If I look at the OP through that lens, I’d say that choosing either path will motivate some, and maybe un-motivate others. Neither path is perfect, or guaranteed to get results, and probably both need to be happening at the same time, even though there might be some contradictory arguments between the two. That’s the messy nature of building alliances/coalitions.
I don’t think that leftists don’t take the fight seriously enough… I think that there is a faction who believe that they have a moral imperative to only build coalition by convincing people to be equally passionate about the things they are passionate about, and for the exact same reasons.
My son is quite a bit further left than I am. He is very unhappy about what is going on in the country, but I think believes that our blind support of israel and our continued enabling of the genocide there makes the US’s problems less urgent? It doesn’t seem to matter which party is in control, we continue to support the slaughter of thousands of non- combatants.
He does vote and votes for dems so far, but he feels real pain when he sees the misery and death of children in Palastine. I’m with him on that.
As I’ve said before there is no functional, “left” in this country. There is barely a center. Corporate interests, money in politics, enabling by a corrupt scotus majority, and a supine democratic leadership, has pulled the “center” so far right progressivism may as well be dead.

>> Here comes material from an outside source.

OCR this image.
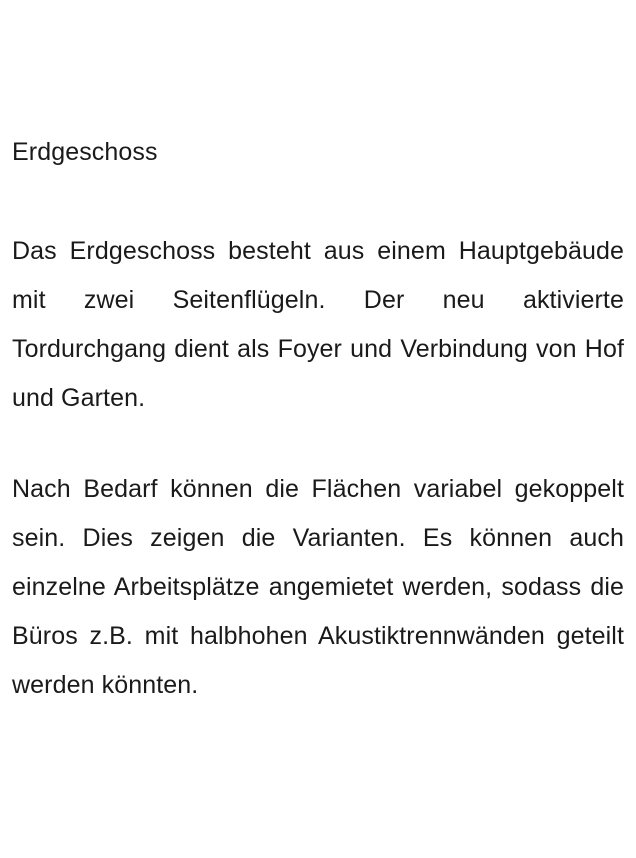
Erdgeschoss

Das Erdgeschoss besteht aus einem Hauptgebäude mit zwei Seitenflügeln. Der neu aktivierte Tordurchgang dient als Foyer und Verbindung von Hof und Garten.

Nach Bedarf können die Flächen variabel gekoppelt sein. Dies zeigen die Varianten. Es können auch einzelne Arbeitsplätze angemietet werden, sodass die Büros z.B. mit halbhohen Akustiktrennwänden geteilt werden könnten.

All the advice to the leftists boils down to “but you have to appeal to people to your right.”
Literally no one is telling anyone that they have to appeal to anyone to their left.
They seem to assume that all potential Democratic voters are either already locked in or so-called “swing voters.” The idea that there are people on the left who are not voting, or voting third party, but could become Democratic voters—for some reason, no one will consider that.

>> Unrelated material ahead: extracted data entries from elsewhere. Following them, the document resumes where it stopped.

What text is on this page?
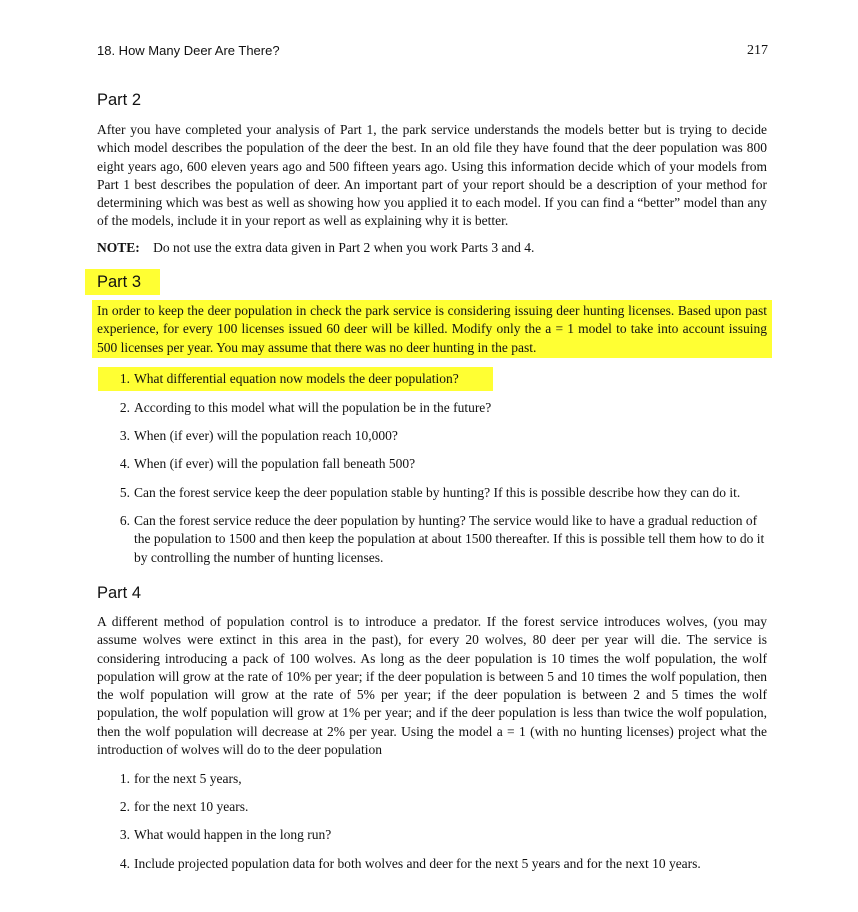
18. How Many Deer Are There?	217
Part 2
After you have completed your analysis of Part 1, the park service understands the models better but is trying to decide which model describes the population of the deer the best. In an old file they have found that the deer population was 800 eight years ago, 600 eleven years ago and 500 fifteen years ago. Using this information decide which of your models from Part 1 best describes the population of deer. An important part of your report should be a description of your method for determining which was best as well as showing how you applied it to each model. If you can find a “better” model than any of the models, include it in your report as well as explaining why it is better.
NOTE: Do not use the extra data given in Part 2 when you work Parts 3 and 4.
Part 3
In order to keep the deer population in check the park service is considering issuing deer hunting licenses. Based upon past experience, for every 100 licenses issued 60 deer will be killed. Modify only the a = 1 model to take into account issuing 500 licenses per year. You may assume that there was no deer hunting in the past.
1. What differential equation now models the deer population?
2. According to this model what will the population be in the future?
3. When (if ever) will the population reach 10,000?
4. When (if ever) will the population fall beneath 500?
5. Can the forest service keep the deer population stable by hunting? If this is possible describe how they can do it.
6. Can the forest service reduce the deer population by hunting? The service would like to have a gradual reduction of the population to 1500 and then keep the population at about 1500 thereafter. If this is possible tell them how to do it by controlling the number of hunting licenses.
Part 4
A different method of population control is to introduce a predator. If the forest service introduces wolves, (you may assume wolves were extinct in this area in the past), for every 20 wolves, 80 deer per year will die. The service is considering introducing a pack of 100 wolves. As long as the deer population is 10 times the wolf population, the wolf population will grow at the rate of 10% per year; if the deer population is between 5 and 10 times the wolf population, then the wolf population will grow at the rate of 5% per year; if the deer population is between 2 and 5 times the wolf population, the wolf population will grow at 1% per year; and if the deer population is less than twice the wolf population, then the wolf population will decrease at 2% per year. Using the model a = 1 (with no hunting licenses) project what the introduction of wolves will do to the deer population
1. for the next 5 years,
2. for the next 10 years.
3. What would happen in the long run?
4. Include projected population data for both wolves and deer for the next 5 years and for the next 10 years.
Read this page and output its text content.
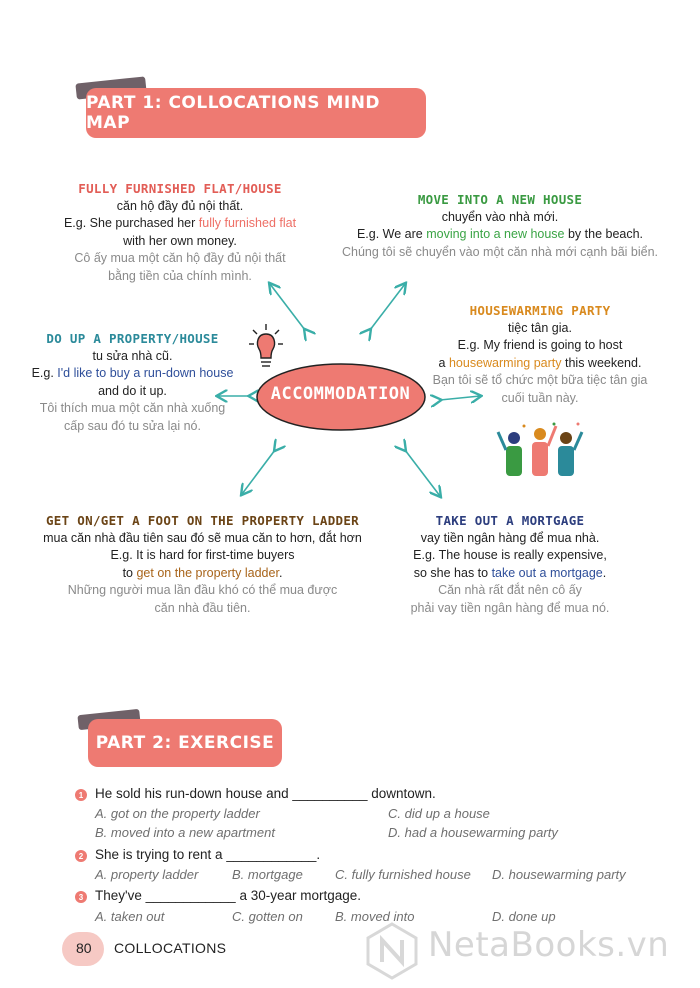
PART 1: COLLOCATIONS MIND MAP
ACCOMMODATION
FULLY FURNISHED FLAT/HOUSE
căn hộ đầy đủ nội thất.
E.g. She purchased her fully furnished flat
with her own money.
Cô ấy mua một căn hộ đầy đủ nội thất
bằng tiền của chính mình.
MOVE INTO A NEW HOUSE
chuyển vào nhà mới.
E.g. We are moving into a new house by the beach.
Chúng tôi sẽ chuyển vào một căn nhà mới cạnh bãi biển.
HOUSEWARMING PARTY
tiệc tân gia.
E.g. My friend is going to host
a housewarming party this weekend.
Bạn tôi sẽ tổ chức một bữa tiệc tân gia
cuối tuần này.
DO UP A PROPERTY/HOUSE
tu sửa nhà cũ.
E.g. I'd like to buy a run-down house
and do it up.
Tôi thích mua một căn nhà xuống
cấp sau đó tu sửa lại nó.
GET ON/GET A FOOT ON THE PROPERTY LADDER
mua căn nhà đầu tiên sau đó sẽ mua căn to hơn, đắt hơn
E.g. It is hard for first-time buyers
to get on the property ladder.
Những người mua lần đầu khó có thể mua được
căn nhà đầu tiên.
TAKE OUT A MORTGAGE
vay tiền ngân hàng để mua nhà.
E.g. The house is really expensive,
so she has to take out a mortgage.
Căn nhà rất đắt nên cô ấy
phải vay tiền ngân hàng để mua nó.
PART 2: EXERCISE
1 He sold his run-down house and __________ downtown.
A. got on the property ladder	C. did up a house
B. moved into a new apartment	D. had a housewarming party
2 She is trying to rent a ____________.
A. property ladder	B. mortgage C. fully furnished house D. housewarming party
3 They've ____________ a 30-year mortgage.
A. taken out	C. gotten on B. moved into	D. done up
80 COLLOCATIONS	NetaBooks.vn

On a different thread I made the point that it was like that in the past:
That cartoon was originally in color, a modern version would be to point what a “shameful Nazi-cosplayer Trump is” cartoon for the less sophisticated, English and Spanish (or other languages) for the locals, Legal and more grounded criticism against the authoritarian for the intellectuals. But in any form, the message is clear.

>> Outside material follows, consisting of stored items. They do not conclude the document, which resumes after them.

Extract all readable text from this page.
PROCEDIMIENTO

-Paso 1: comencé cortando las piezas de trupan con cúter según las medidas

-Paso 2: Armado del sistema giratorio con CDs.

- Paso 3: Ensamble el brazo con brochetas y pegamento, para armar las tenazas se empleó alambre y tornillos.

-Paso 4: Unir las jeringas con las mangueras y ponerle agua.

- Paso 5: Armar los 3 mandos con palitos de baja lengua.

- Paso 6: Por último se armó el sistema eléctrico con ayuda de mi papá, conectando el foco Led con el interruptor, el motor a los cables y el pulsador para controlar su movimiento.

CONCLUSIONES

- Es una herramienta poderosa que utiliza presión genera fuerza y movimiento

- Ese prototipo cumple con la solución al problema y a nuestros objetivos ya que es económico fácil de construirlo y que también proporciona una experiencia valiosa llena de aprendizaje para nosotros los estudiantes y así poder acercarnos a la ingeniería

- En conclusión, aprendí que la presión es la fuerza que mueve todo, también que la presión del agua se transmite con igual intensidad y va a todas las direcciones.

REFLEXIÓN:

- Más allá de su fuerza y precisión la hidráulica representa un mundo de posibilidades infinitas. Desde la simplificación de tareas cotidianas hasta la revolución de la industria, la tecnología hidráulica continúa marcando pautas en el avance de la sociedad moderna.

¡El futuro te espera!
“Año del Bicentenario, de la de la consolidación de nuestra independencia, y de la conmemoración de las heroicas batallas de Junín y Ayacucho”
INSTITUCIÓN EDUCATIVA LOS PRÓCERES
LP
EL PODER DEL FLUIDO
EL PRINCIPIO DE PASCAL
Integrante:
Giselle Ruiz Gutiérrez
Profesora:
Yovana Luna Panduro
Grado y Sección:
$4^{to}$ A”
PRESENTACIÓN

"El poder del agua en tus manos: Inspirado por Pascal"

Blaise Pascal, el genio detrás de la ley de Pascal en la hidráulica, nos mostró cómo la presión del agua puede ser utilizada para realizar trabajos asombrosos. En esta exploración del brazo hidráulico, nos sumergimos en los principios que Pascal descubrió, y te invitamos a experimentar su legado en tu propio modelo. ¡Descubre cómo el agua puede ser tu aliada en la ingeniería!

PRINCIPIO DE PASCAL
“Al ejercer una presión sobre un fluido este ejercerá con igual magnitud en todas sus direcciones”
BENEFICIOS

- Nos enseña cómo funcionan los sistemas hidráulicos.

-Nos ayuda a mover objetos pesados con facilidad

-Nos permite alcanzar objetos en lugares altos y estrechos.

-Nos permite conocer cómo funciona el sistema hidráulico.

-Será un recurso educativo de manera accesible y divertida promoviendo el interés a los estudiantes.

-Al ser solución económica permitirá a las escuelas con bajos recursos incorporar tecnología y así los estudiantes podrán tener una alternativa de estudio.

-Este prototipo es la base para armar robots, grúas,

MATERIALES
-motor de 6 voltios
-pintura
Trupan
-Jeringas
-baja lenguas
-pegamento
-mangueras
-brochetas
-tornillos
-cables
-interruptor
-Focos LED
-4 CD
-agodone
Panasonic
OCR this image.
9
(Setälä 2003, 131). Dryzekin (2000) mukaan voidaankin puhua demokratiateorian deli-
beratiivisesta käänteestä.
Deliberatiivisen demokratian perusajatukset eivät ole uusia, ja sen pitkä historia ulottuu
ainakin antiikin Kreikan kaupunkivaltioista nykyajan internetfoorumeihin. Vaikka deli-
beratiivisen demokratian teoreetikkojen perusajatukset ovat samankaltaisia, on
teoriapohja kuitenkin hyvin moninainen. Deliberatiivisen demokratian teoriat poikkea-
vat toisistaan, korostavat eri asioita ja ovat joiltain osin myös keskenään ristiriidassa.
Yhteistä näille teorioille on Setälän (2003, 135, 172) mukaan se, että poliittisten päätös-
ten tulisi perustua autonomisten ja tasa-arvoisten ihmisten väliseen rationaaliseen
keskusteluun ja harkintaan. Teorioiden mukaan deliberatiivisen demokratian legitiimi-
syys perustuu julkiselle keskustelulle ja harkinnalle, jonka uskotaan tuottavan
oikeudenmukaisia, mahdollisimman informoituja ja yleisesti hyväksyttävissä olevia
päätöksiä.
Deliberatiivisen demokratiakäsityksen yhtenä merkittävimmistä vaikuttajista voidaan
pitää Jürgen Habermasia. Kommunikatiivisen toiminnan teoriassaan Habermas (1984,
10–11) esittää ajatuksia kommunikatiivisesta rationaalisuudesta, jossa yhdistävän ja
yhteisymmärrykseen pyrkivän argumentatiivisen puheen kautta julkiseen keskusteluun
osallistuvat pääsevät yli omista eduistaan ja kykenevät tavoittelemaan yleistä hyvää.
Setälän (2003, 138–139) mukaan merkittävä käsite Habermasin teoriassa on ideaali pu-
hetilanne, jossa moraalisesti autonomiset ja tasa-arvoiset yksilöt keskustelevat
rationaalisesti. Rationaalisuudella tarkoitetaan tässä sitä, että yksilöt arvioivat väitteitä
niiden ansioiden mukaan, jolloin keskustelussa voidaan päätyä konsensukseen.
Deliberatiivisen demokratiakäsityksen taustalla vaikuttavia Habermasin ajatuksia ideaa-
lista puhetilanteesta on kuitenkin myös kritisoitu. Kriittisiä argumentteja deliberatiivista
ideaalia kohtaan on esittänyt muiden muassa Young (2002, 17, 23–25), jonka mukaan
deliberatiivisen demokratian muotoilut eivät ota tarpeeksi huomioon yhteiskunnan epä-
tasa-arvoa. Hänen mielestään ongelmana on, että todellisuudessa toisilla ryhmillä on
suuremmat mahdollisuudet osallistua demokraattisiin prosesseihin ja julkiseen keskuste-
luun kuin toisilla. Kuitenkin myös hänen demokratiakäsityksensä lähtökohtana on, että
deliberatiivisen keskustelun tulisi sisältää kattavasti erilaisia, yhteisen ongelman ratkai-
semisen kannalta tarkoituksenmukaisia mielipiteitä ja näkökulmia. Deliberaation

Don’t take my quote to mean that I entirely disagree with Der Trihs. I do believe that we’re up against the same forces of society that always tend to bring slavery, genocide, and totalizing war. These are often outcomes of fascists because fascists are terrible people who are terrible at governance and statecraft, so they tend to reach for solutions that lead to the same disastrous outcomes.
Where I disagree is the usefulness of leaning too hard on the ultimate outcomes of fascism. The proximate battle is to prevent Trump from gaining more power, and from abusing the system, and from taking office for another term. Why? Because he’ll tend toward all sorts of horrible outcomes. But I think it’s ill-advised to base the rhetoric on horrible outcomes that people have been desensitized to since the Bush era, even these outcomes are closer than they’ve ever been.
I’m a little further left than my wife. But we are both moderate and progressive. And desire prison for Trump.
The genocide that I’ve been talking about though is against Hispanics. Things are such a mess that I can’t keep an eye on all the bouncing balls. That, though is part of the fascists plan.
SCOTUS is gone for years. Congress won’t do a thing. The best plan for a lot of people seems to be - hide.